Friday, 29 August 2014

Silent Conversations


Being alone sometimes provides amazing opportunities and yields marvelous results. So I believe . 

This doesn't always amount to  loneliness,  and  this certainly cannot really  be labeled as something detestable; in fact, this is what some of us  might seek in the midst of the chaotic happenings that constitute our normal, everyday life.  

Now and then,  a poignant desire to  define myself in at least some way has surfaced,  wanting me to say in somewhat clear terms, what would be a pleasing experience for me if I had to spend a significant part of my time all by myself.  Will I be able to consider  it to be enjoyable ? Or would it feel like being  cornered into accepting these lonely spells ?     The answer is still not too clear, though I feel I have slowly grown to appreciate these spells and... do I love these?   I still cannot be too sure...

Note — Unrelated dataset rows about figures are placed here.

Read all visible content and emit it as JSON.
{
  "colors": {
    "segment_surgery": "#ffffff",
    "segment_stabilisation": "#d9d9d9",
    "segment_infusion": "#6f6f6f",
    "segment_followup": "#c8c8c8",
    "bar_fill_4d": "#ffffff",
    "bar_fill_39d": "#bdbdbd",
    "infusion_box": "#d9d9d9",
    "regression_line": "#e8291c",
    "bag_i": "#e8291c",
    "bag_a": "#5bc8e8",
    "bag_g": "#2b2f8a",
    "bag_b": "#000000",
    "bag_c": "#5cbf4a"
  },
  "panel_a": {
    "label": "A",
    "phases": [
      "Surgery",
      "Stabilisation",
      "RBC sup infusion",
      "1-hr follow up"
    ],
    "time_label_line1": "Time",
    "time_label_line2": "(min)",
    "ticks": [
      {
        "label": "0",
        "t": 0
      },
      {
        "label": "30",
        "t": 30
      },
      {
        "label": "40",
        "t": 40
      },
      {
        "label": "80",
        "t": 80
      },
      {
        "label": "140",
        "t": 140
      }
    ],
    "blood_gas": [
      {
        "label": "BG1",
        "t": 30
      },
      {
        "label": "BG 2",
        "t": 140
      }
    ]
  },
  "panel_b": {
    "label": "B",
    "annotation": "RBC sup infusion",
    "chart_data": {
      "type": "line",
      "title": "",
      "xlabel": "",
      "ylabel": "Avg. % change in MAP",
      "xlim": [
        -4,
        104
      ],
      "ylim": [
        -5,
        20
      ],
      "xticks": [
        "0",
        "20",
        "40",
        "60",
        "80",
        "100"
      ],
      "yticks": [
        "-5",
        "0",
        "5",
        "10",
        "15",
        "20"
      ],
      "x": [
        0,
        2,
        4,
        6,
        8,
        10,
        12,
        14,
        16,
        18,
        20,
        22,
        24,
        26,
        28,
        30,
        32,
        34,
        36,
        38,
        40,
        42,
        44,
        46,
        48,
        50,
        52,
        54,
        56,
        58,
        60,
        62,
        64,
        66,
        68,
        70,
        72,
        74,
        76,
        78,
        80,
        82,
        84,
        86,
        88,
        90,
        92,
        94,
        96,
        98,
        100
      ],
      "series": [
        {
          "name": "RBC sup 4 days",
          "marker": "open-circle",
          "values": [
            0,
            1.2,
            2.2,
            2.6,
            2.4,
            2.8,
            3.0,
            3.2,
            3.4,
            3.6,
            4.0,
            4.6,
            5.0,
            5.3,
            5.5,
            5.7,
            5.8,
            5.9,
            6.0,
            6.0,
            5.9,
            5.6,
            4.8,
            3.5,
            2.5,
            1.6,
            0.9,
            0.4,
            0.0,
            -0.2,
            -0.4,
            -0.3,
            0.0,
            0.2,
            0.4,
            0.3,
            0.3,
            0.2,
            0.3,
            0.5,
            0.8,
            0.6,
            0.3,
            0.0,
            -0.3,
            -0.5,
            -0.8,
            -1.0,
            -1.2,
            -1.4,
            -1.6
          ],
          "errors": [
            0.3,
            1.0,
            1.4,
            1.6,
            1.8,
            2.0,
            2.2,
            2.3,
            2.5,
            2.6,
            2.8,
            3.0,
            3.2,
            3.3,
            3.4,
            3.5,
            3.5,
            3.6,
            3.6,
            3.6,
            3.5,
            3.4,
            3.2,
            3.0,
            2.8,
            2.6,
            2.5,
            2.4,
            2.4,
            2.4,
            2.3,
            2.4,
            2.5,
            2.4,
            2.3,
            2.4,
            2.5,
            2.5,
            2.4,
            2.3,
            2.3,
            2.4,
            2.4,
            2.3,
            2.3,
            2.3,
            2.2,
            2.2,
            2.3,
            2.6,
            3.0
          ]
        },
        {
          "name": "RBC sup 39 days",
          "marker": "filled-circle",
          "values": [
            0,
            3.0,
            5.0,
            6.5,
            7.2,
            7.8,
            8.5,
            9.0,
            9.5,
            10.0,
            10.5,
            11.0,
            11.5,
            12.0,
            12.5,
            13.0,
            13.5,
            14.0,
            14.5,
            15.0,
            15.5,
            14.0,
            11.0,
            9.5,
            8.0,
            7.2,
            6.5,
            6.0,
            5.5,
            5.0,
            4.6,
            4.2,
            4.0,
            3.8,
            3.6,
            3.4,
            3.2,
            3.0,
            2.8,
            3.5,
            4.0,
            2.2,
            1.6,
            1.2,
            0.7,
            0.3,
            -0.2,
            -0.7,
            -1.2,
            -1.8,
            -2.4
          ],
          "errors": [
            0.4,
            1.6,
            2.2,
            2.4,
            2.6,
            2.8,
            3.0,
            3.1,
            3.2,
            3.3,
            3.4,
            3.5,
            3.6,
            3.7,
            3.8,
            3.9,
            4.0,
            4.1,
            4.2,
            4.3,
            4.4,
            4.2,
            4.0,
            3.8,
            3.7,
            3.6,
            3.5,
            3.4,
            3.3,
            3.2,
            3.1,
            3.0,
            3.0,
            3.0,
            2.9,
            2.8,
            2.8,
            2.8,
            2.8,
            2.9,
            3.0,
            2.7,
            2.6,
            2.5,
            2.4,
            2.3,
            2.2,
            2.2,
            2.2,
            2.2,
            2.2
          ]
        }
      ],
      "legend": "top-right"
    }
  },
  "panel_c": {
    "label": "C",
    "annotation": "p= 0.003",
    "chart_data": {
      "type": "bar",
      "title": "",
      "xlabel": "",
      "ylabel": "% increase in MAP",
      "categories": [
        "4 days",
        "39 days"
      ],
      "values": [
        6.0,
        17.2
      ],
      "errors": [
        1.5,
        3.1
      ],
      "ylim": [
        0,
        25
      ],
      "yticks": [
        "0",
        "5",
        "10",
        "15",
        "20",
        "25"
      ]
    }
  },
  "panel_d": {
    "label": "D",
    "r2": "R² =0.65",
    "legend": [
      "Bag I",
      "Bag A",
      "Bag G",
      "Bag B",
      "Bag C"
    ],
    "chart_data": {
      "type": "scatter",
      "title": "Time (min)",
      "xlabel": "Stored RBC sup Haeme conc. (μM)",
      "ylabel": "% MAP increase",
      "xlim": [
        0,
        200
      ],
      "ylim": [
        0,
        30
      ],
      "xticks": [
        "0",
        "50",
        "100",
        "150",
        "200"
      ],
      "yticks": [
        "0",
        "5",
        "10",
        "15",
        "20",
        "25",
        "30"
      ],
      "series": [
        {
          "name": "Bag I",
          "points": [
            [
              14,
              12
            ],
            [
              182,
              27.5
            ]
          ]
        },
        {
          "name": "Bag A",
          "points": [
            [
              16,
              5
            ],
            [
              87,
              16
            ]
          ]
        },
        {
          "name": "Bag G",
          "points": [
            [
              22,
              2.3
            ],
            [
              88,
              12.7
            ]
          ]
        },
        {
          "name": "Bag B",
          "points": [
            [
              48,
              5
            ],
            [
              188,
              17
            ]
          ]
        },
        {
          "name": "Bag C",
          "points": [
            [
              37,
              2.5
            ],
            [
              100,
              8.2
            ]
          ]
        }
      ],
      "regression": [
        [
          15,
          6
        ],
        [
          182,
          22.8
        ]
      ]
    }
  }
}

More often than not, I  find  myself  moving  involuntarily, with a book in hand, towards a bench under a shady tree in a grassy lot, or a corner table in some cafeteria that would offer a vista to gaze upon , choosing to be with myself for a while,  and being a silent bystander.   There is so much pleasure in watching , feeling the melancholy of  the road that bends ahead and disappears behind the old, history laden houses, observing how the trees that line the arcade speak softly to the breeze, how a solitary passerby saunters on, how the sun paints the houses and how the deep shade drenches some of the tired walls.  

Life carrying on,  for everybody and  every creature.  Some stopping to pick up too many pebbles on their way, some completely unaware of any lying in their path.   Regardless,  people move on. Thoughts, thoughts and more thoughts! Watching, observing and reading !  Armed with a book and an eye for observation, all interminable periods of waiting in long queues, in doctors' chambers, in government  offices and many other such instances that form an integral part of our urban lives, become periods of respite and even pleasure!  

Reading a book is choosing to spend time with the author. With his magical ability with words, in addition to  being entertaining and amusing ,  he does inspire me ever so often,  to find courage to take that next step when I am down in the doldrums ,  his mind resonates with mine and brings on the elation that springs up on realizing that there is someone in this world who surprisingly thinks like me and is able to put down those thoughts on paper for me,  to read and discover the joy of finding a like-minded person. 

I feel I have found a  true friend!  It is a pity that most of these friends never meet and never hear each other's voices.  Yet there is a conversation that fills the mind and a joy that fills the heart.  In such times, do I really need to talk? Perhaps yes, to  share  this happiness with another similarly-smitten soul ! 

At the end of the day, we humans do need people to share our innermost joys with, don't we, now!